In New Tibetan Genome Assembly, Variants for Living at Altitude and the Imprint of Archaic DNA
Monday, October 14, 2019
A recent bioRxiv preprint reports efforts to sequence the genome of a Tibetan individual and detect the genetic underpinning of adaptive traits associated with tolerating high altitude. The authors used SMRT Sequencing to achieve extremely high contiguity and accuracy, and incorporated scaffolding and other complementary technologies to build a robust assembly.
The results are reported in the preprint, “De novo assembly of a Tibetan genome and identification of novel structural variants associated with high altitude adaptation.” Lead author Ouzhuluobu, senior author Bing Su, and collaborators discuss their evaluation of the new genome assembly as well as key findings from it. They chose to focus on a Tibetan person because of the population’s unique and long-term residence in “one of the most extreme environments on earth”— the Tibetan Plateau, at an average elevation exceeding 4.5 kilometers.
The team’s genome assembly, named “ZF1”, is the first for a Tibetan individual. Using the assembly, the scientists identified 6,500 structural variants that were not detected in two other long-read Asian genome assemblies. “[Genes near] ZF1-specific SVs are enriched in GTPase activity that is required for activation of the hypoxic pathway,” the authors report. In addition, they found a “163-bp intronic deletion in the MKL1 gene showing large divergence between highland Tibetans and lowland Han Chinese.” They note, “This deletion is significantly associated with lower systolic pulmonary arterial pressure, one of the key adaptive physiological traits in Tibetans.”

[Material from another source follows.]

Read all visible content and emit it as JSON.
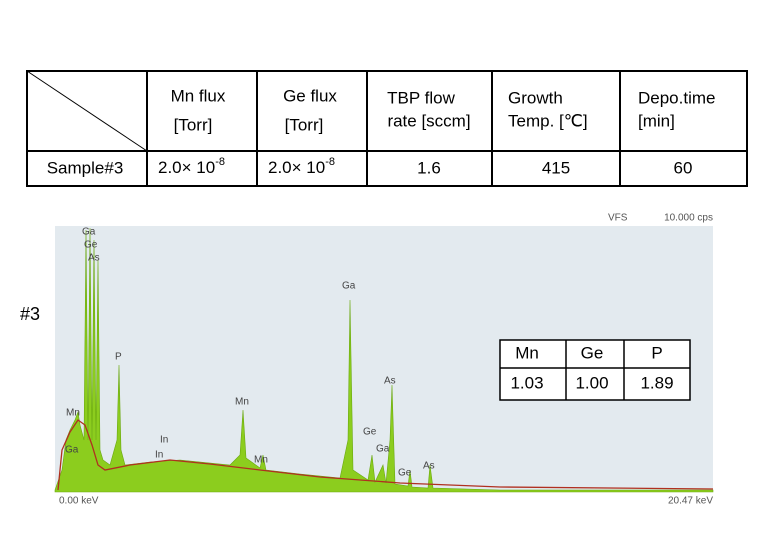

Previous studies had suggested that the Tibetan population may have more genomic content from archaic hominid species, such as the Denisovans, than other modern populations. “To take advantage of the de novo ZF1 assembly, we performed a genome-wide search of archaic sharing non-reference sequences (NRSs) and compared the results with the two de novo assembled Asian genomes (AK1 and HX1),” the authors report. “We found a total length of 39.6 Mb and 45.9 Mb sequences shared with those of Altai Neanderthal and Denisovan, corresponding to 1.32% and 1.53% of the entire ZF1 genome respectively. These archaic proportions are much higher than that in AK1 (0.82% and 0.70%) or HX1 (0.98% and 0.85%).” One of the archaic shared regions is a 662 bp insertion associated with improved lung function.

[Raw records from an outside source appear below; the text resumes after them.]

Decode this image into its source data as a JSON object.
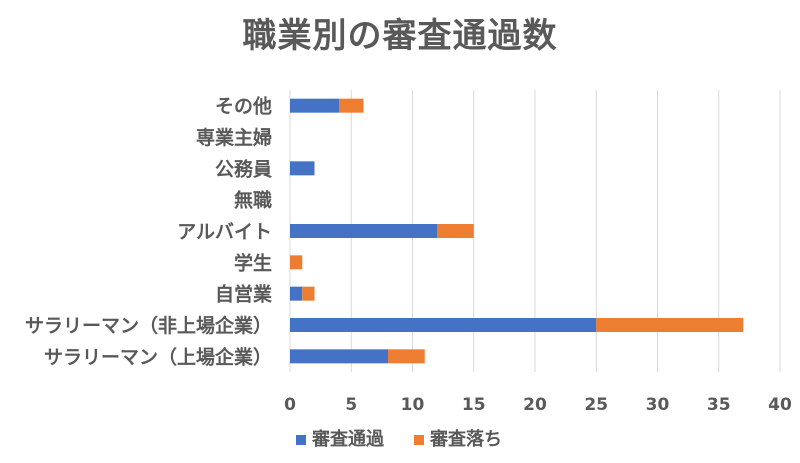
{
  "chart_data": {
    "type": "bar",
    "orientation": "horizontal",
    "stacked": true,
    "title": "職業別の審査通過数",
    "xlabel": "",
    "ylabel": "",
    "xlim": [
      0,
      40
    ],
    "ticks": [
      0,
      5,
      10,
      15,
      20,
      25,
      30,
      35,
      40
    ],
    "grid": true,
    "legend_position": "bottom",
    "categories": [
      "その他",
      "専業主婦",
      "公務員",
      "無職",
      "アルバイト",
      "学生",
      "自営業",
      "サラリーマン（非上場企業）",
      "サラリーマン（上場企業）"
    ],
    "series": [
      {
        "name": "審査通過",
        "color": "#4472C4",
        "values": [
          4,
          0,
          2,
          0,
          12,
          0,
          1,
          25,
          8
        ]
      },
      {
        "name": "審査落ち",
        "color": "#ED7D31",
        "values": [
          2,
          0,
          0,
          0,
          3,
          1,
          1,
          12,
          3
        ]
      }
    ]
  }
}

“The high-quality genome allows us to better understand the sequences showing population-level or individual-level specificity where they are different or even absent from the human reference genome,” the scientists write. “Our study demonstrates the value of constructing a high-resolution reference genome of representative populations (e.g. native highlanders) for understanding the genetic basis of human adaptation to extreme environments as well as for future clinical applications in hypoxia-related illness.”